Despite President Joe Biden’s claims that he helped strengthen NATO, a transatlantic alliance critically reliant on the U.S., it wasn’t until a war broke out in Eastern Europe that alliance members started taking its defense spending commitments seriously.

Biden has boasted on numerous occasions that he made NATO more powerful than former President Donald Trump did, helping to expand the alliance and restore its reputation on the global stage. But NATO members were spending less on defense under Biden until the Russia-Ukraine war broke out, prompting the alliance to finally increase spending, according to official alliance documents.

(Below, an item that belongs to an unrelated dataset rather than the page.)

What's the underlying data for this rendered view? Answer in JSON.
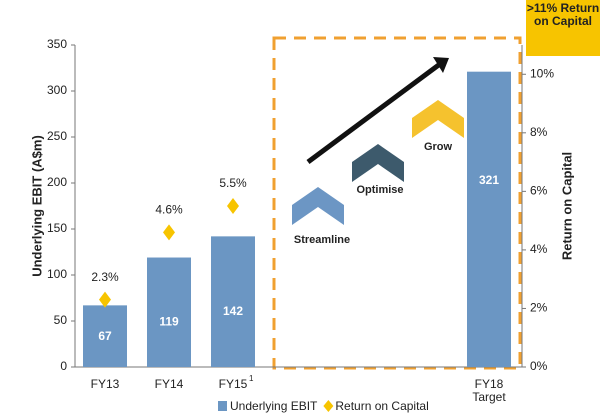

Biden claimed during a debate against former President Donald Trump on Thursday that NATO was “strong” under his administration and bragged about how he got “50 other nations around the world to support Ukraine,” warning that Trump would pull out of the alliance if reelected.

His comments echo remarks made weeks and months earlier, in which he claimed his administration was responsible for NATO’s success.

“Trump wants to eviscerate NATO. He thinks NATO is useless,” Biden told Time in an interview in June. “NATO is considerably stronger than it was when I took office. I put it together. Not only did I reestablish the fact that it was the strongest alliance in the history of the world, I was able to expand it.”

“America is a founding member of NATO,” Biden said during his State of the Union address in March. “Today, we’ve made NATO stronger than ever.”

NATO members are currently spending more on defense than they have in the last decade. Members of NATO, including the U.K. Canada and the European Union (EU) nations, are obligated to spend at least 2% of their gross domestic product (GDP) on defense spending as part of their alliance agreement.

“I’ve worked really hard, spent hours and hours and hours doing this,” Biden said on NATO in a May interview with Howard Stern, who thanked him for working on making the alliance stronger. “And the idea that had we not gotten this done, I think you would’ve seen a beginning of disintegration of NATO.”

It is expected that 23 of the 32 members will hit the 2% minimum in 2024, up from 10 members the year prior, according to NATO defense expenditures.

The jump in spending comes alongside the surging Russia-Ukraine war, which has engulfed Eastern Europe and concerned members that Moscow could target them next. Prior to and during the immediate aftermath of the Russia war, fewer NATO members were meeting their spending targets under Biden than they were under Trump.

Only seven NATO members hit their spending goals in 2022, up from six in 2021, according to alliance defense expenditures. In 2020, Trump’s last full year in office, nine members were hitting their spending targets.

Trump routinely pressured members of NATO to meet their defense spending goals during his tenure, threatening to pull the U.S. out of the alliance if they didn’t. The number of NATO countries meeting their spending targets more than doubled from the start to the end of Trump’s presidency, before dropping in 2021 once Biden took office, according to expenditures.

“The only reason that he can play games with NATO is because I got them to put up hundreds of billions of dollars. I said, and he is right about this, I said, ‘No, I’m not going to support NATO if you don’t pay, I won’t do that,” Trump said during Thursday’s debate. “And you know what happened? Billions and billions of dollars came flowing in the next day and the next months. But now, we’re in the same position. We’re paying everybody’s bills.”